I love all those who laugh at me more than any of the rest. Why that is so I do not know and cannot explain, but so be it. I am told that I am vague and confused, and if I am vague and confused now, what shall I be later on? It is true indeed: I am vague and confused, and perhaps as time goes on I shall be more so. And of course I shall make many blunders before I find out how to preach, that is, find out what words to say, what things to do, for it is a very difficult task. I see all that as clear as daylight, but, listen, who does not make mistakes? An yet, you know, all are making for the same goal, all are striving in the same direction anyway, from the sage to the lowest robber, only by different roads. It is an old truth, but this is what is new: I cannot go far wrong. For I have seen the truth; I have seen and I know that people can be beautiful and happy without losing the power of living on earth.
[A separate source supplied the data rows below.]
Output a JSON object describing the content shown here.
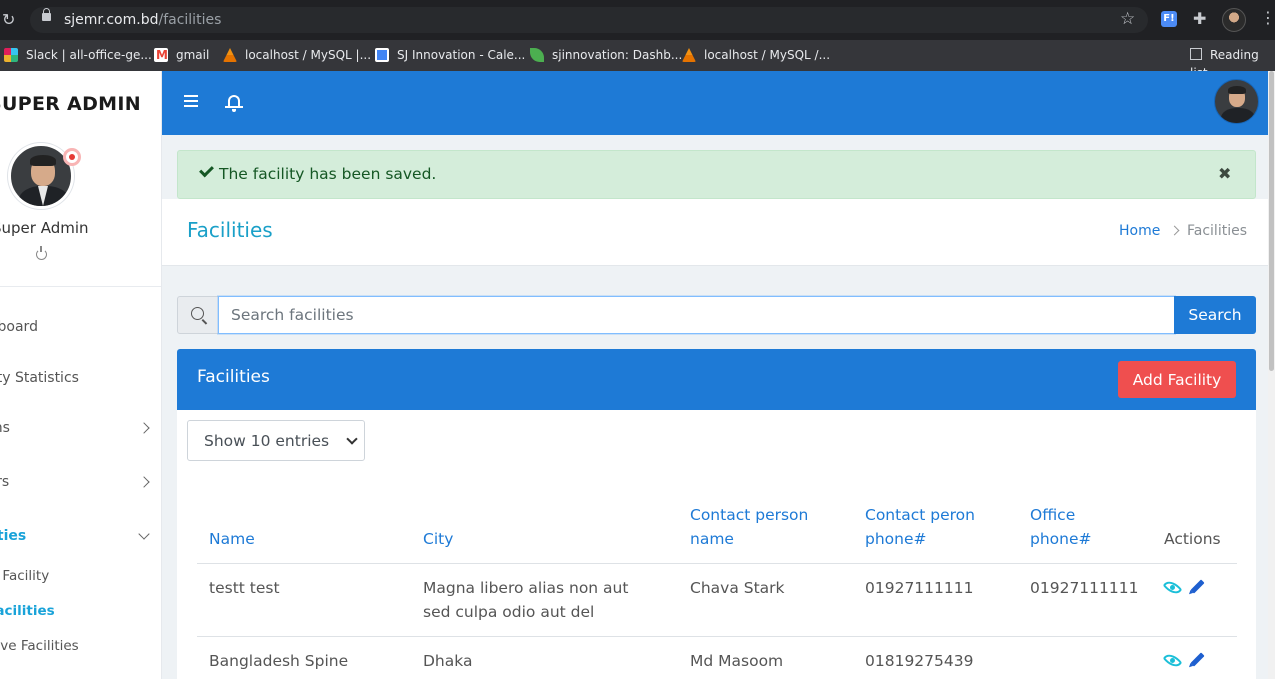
{
  "browser": {
    "url_host": "sjemr.com.bd",
    "url_path": "/facilities",
    "bookmarks": [
      {
        "label": "Slack | all-office-ge...",
        "icon": "slack-icon"
      },
      {
        "label": "gmail",
        "icon": "gmail-icon"
      },
      {
        "label": "localhost / MySQL |...",
        "icon": "phpmyadmin-icon"
      },
      {
        "label": "SJ Innovation - Cale...",
        "icon": "calendar-icon"
      },
      {
        "label": "sjinnovation: Dashb...",
        "icon": "leaf-icon"
      },
      {
        "label": "localhost / MySQL /...",
        "icon": "phpmyadmin-icon"
      }
    ],
    "reading_list": "Reading list"
  },
  "sidebar": {
    "brand": "SUPER ADMIN",
    "user_name": "Super Admin",
    "items": [
      {
        "label": "Dashboard"
      },
      {
        "label": "Facility Statistics"
      },
      {
        "label": "Admins"
      },
      {
        "label": "Doctors"
      },
      {
        "label": "Facilities"
      },
      {
        "label": "Add Facility"
      },
      {
        "label": "Facilities"
      },
      {
        "label": "Inactive Facilities"
      }
    ]
  },
  "alert": {
    "message": "The facility has been saved.",
    "close": "✖"
  },
  "page": {
    "title": "Facilities",
    "breadcrumb_home": "Home",
    "breadcrumb_current": "Facilities"
  },
  "search": {
    "placeholder": "Search facilities",
    "button": "Search"
  },
  "card": {
    "title": "Facilities",
    "add_button": "Add Facility",
    "entries_select": "Show 10 entries"
  },
  "table": {
    "headers": {
      "name": "Name",
      "city": "City",
      "contact_name_1": "Contact person",
      "contact_name_2": "name",
      "contact_phone_1": "Contact peron",
      "contact_phone_2": "phone#",
      "office_phone_1": "Office",
      "office_phone_2": "phone#",
      "actions": "Actions"
    },
    "rows": [
      {
        "name": "testt test",
        "city_1": "Magna libero alias non aut",
        "city_2": "sed culpa odio aut del",
        "contact": "Chava Stark",
        "contact_phone": "01927111111",
        "office_phone": "01927111111"
      },
      {
        "name": "Bangladesh Spine",
        "city_1": "Dhaka",
        "contact": "Md Masoom",
        "contact_phone": "01819275439",
        "office_phone": ""
      }
    ]
  },
  "colors": {
    "primary": "#1e7ad6",
    "danger": "#ef4f4f",
    "success_bg": "#d4edda",
    "accent_teal": "#1aa3d9"
  }
}
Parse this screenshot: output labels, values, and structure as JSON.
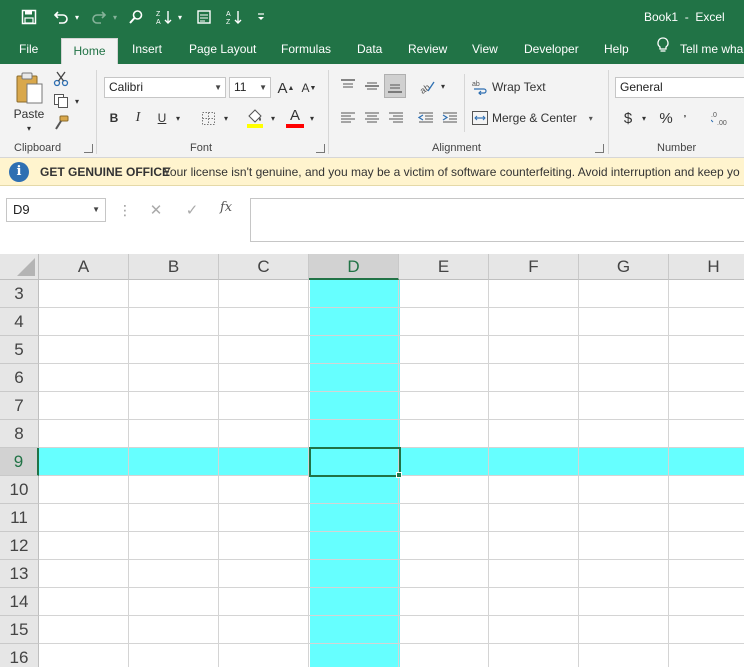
{
  "app": {
    "title": "Book1  -  Excel"
  },
  "qat": {
    "icons": [
      "save-icon",
      "undo-icon",
      "redo-icon",
      "find-icon",
      "sort-descending-icon",
      "form-icon",
      "sort-ascending-icon",
      "customize-qat-icon"
    ]
  },
  "tabs": [
    {
      "label": "File",
      "active": false
    },
    {
      "label": "Home",
      "active": true
    },
    {
      "label": "Insert",
      "active": false
    },
    {
      "label": "Page Layout",
      "active": false
    },
    {
      "label": "Formulas",
      "active": false
    },
    {
      "label": "Data",
      "active": false
    },
    {
      "label": "Review",
      "active": false
    },
    {
      "label": "View",
      "active": false
    },
    {
      "label": "Developer",
      "active": false
    },
    {
      "label": "Help",
      "active": false
    }
  ],
  "tell_me": {
    "label": "Tell me wha"
  },
  "ribbon": {
    "clipboard": {
      "label": "Clipboard",
      "paste_label": "Paste"
    },
    "font": {
      "label": "Font",
      "font_name": "Calibri",
      "font_size": "11",
      "bold": "B",
      "italic": "I",
      "underline": "U",
      "grow": "A",
      "shrink": "A",
      "font_color_glyph": "A",
      "highlight_color": "#ffff00",
      "font_color": "#ff0000"
    },
    "alignment": {
      "label": "Alignment",
      "wrap_text": "Wrap Text",
      "merge_center": "Merge & Center"
    },
    "number": {
      "label": "Number",
      "format": "General",
      "currency": "$",
      "percent": "%"
    }
  },
  "message_bar": {
    "title": "GET GENUINE OFFICE",
    "text": "Your license isn't genuine, and you may be a victim of software counterfeiting. Avoid interruption and keep yo"
  },
  "formula_bar": {
    "name_box": "D9",
    "cancel_glyph": "✕",
    "enter_glyph": "✓",
    "fx_label": "fx",
    "formula": ""
  },
  "sheet": {
    "columns": [
      "A",
      "B",
      "C",
      "D",
      "E",
      "F",
      "G",
      "H"
    ],
    "rows": [
      "3",
      "4",
      "5",
      "6",
      "7",
      "8",
      "9",
      "10",
      "11",
      "12",
      "13",
      "14",
      "15",
      "16"
    ],
    "selected_column": "D",
    "selected_row": "9",
    "highlight_color": "#66ffff",
    "accent_color": "#217346"
  }
}
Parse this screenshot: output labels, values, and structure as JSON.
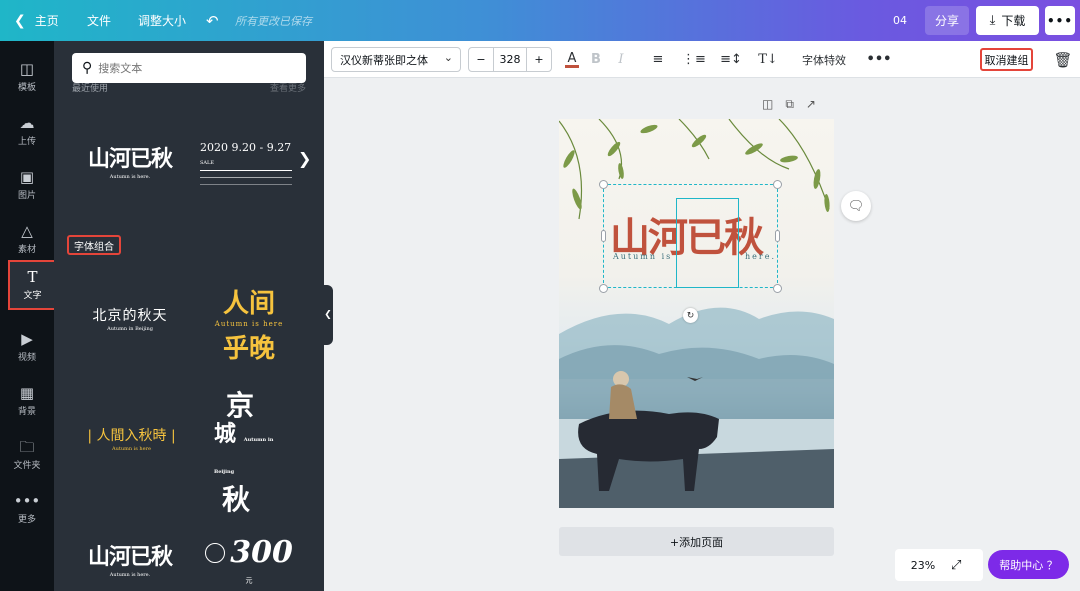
{
  "topbar": {
    "home_label": "主页",
    "file_label": "文件",
    "resize_label": "调整大小",
    "saved_status": "所有更改已保存",
    "page_count": "04",
    "share_label": "分享",
    "download_label": "下载",
    "more_glyph": "•••"
  },
  "rail": {
    "items": [
      {
        "label": "模板",
        "icon": "template-icon"
      },
      {
        "label": "上传",
        "icon": "upload-icon"
      },
      {
        "label": "图片",
        "icon": "image-icon"
      },
      {
        "label": "素材",
        "icon": "elements-icon"
      },
      {
        "label": "文字",
        "icon": "text-icon"
      },
      {
        "label": "视频",
        "icon": "video-icon"
      },
      {
        "label": "背景",
        "icon": "background-icon"
      },
      {
        "label": "文件夹",
        "icon": "folder-icon"
      },
      {
        "label": "更多",
        "icon": "more-icon"
      }
    ]
  },
  "panel": {
    "search_placeholder": "搜索文本",
    "recent_label": "最近使用",
    "see_all_label": "查看更多",
    "font_combo_label": "字体组合",
    "tiles": {
      "t1_title": "山河已秋",
      "t1_sub": "Autumn  is  here.",
      "t2_line1": "2020  9.20 - 9.27",
      "t2_line2": "SALE",
      "t3_title": "北京的秋天",
      "t3_sub": "Autumn in Beijing",
      "t4_line1": "人间",
      "t4_sub": "Autumn is here",
      "t4_line2": "乎晚",
      "t5_title": "| 人間入秋時 |",
      "t5_sub": "Autumn  is  here",
      "t6_a": "京",
      "t6_b": "城",
      "t6_c": "秋",
      "t6_sub": "Autumn in Beijing",
      "t7_title": "山河已秋",
      "t7_sub": "Autumn  is  here.",
      "t8_value": "300",
      "t8_unit": "元"
    }
  },
  "toolbar": {
    "font_name": "汉仪新蒂张即之体",
    "font_size": "328",
    "minus": "−",
    "plus": "+",
    "bold": "B",
    "italic": "I",
    "effects_label": "字体特效",
    "more_glyph": "•••",
    "ungroup_label": "取消建组"
  },
  "canvas": {
    "title": "山河已秋",
    "sub_left": "Autumn  is",
    "sub_right": "here."
  },
  "footer": {
    "add_page_label": "+添加页面",
    "zoom": "23%",
    "help_label": "帮助中心 ？"
  },
  "colors": {
    "accent_red": "#e4453a",
    "brand_purple": "#7d2ae8",
    "title_red": "#c0523d"
  }
}
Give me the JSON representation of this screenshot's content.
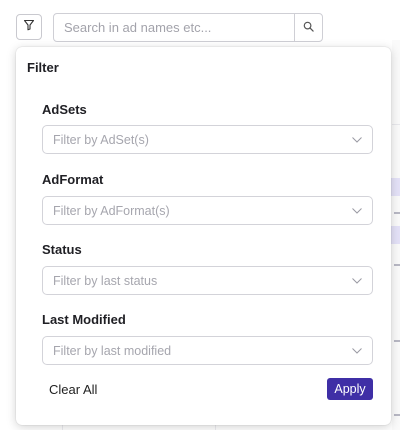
{
  "toolbar": {
    "filter_icon": "filter-funnel-icon",
    "search": {
      "placeholder": "Search in ad names etc...",
      "value": "",
      "icon": "search-icon"
    }
  },
  "filter_popover": {
    "title": "Filter",
    "groups": [
      {
        "label": "AdSets",
        "placeholder": "Filter by AdSet(s)"
      },
      {
        "label": "AdFormat",
        "placeholder": "Filter by AdFormat(s)"
      },
      {
        "label": "Status",
        "placeholder": "Filter by last status"
      },
      {
        "label": "Last Modified",
        "placeholder": "Filter by last modified"
      }
    ],
    "clear_all_label": "Clear All",
    "apply_label": "Apply"
  },
  "colors": {
    "accent": "#3f2fa6",
    "border": "#d3d3d9",
    "placeholder": "#a6a6ae"
  }
}
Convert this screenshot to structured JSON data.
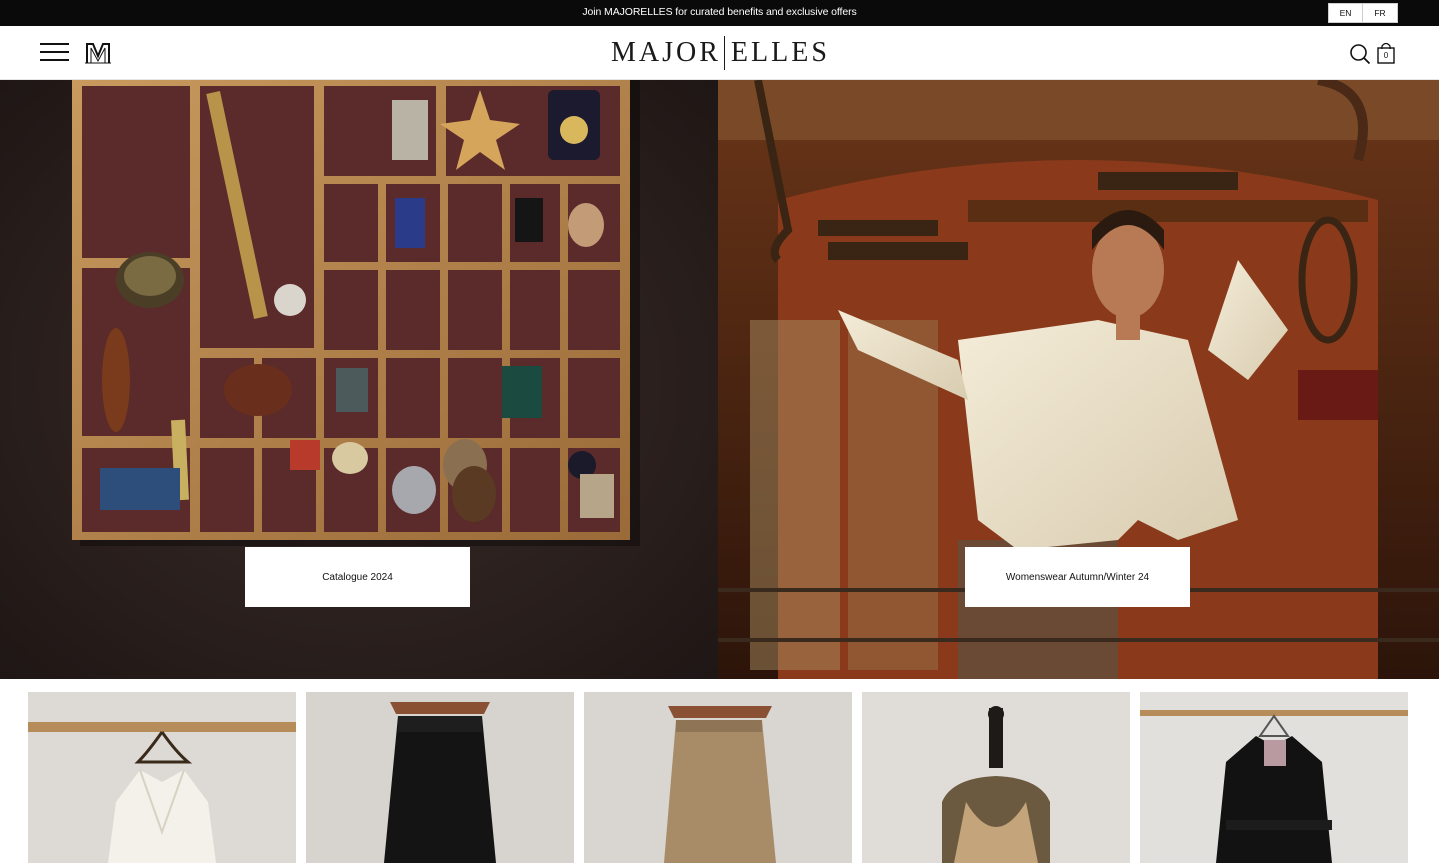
{
  "announcement": {
    "text": "Join MAJORELLES for curated benefits and exclusive offers",
    "languages": [
      "EN",
      "FR"
    ]
  },
  "header": {
    "menu_icon": "hamburger-menu-icon",
    "monogram": "M",
    "brand_left": "MAJOR",
    "brand_right": "ELLES",
    "search_icon": "search-icon",
    "bag_icon": "shopping-bag-icon",
    "bag_count": "0"
  },
  "hero": {
    "left": {
      "cta_label": "Catalogue 2024"
    },
    "right": {
      "cta_label": "Womenswear Autumn/Winter 24"
    }
  },
  "products": [
    {
      "name": "white-jacket"
    },
    {
      "name": "black-trousers"
    },
    {
      "name": "suede-trousers"
    },
    {
      "name": "camel-halter-top"
    },
    {
      "name": "black-coat"
    }
  ],
  "colors": {
    "announcement_bg": "#0a0a0a",
    "text": "#111111",
    "background": "#ffffff"
  }
}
I will not and cannot believe that evil is the normal condition of mankind. And it is just this faith of mine that they laugh at. But how can I help believing it? I have seen the truth — it is not as though I had invented it with my mind, I have seen it, seen it, and the living image of it has filled my soul for ever. I have seen it in such full perfection that I cannot believe that it is impossible for people to have it. And so how can I go wrong? I shall make some slips no doubt, and shall perhaps talk in second-hand language, but not for long: the living image of what I saw will always be with me and will always correct and guide me. Oh, I am full of courage and freshness, and I will go on and on if it were for a thousand years!

...

But how establish paradise — I don't know, because I do not know how to put it into words. After my dream I lost command of words. All the chief words, anyway, the most necessary ones. But never mind, I shall go and I shall keep talking, I won't leave off, for anyway I have seen it with my own eyes, though I cannot describe what I saw. But the scoffers do not understand that. It was a dream, they say, delirium, hallucination. Oh! As though that meant so much! And they are so proud! A dream! What is a dream? And is not our life a dream? I will say more. Suppose that this paradise will never come to pass (that I understand), yet I shall go on preaching it. And yet how simple it is: in one day, in one hour everything could be arranged at once! The chief thing is to love others like yourself, that's the chief thing, and that's everything; nothing else is wanted — you will find out at once how to arrange it all. And yet it's an old truth which has been told and retold a billion times — but it has not formed part of our lives! The consciousness of life is higher than life, the knowledge of the laws of happiness is higher than happiness — that is what one must contend against. And I shall. If only everyone wants it, it can be arranged at once.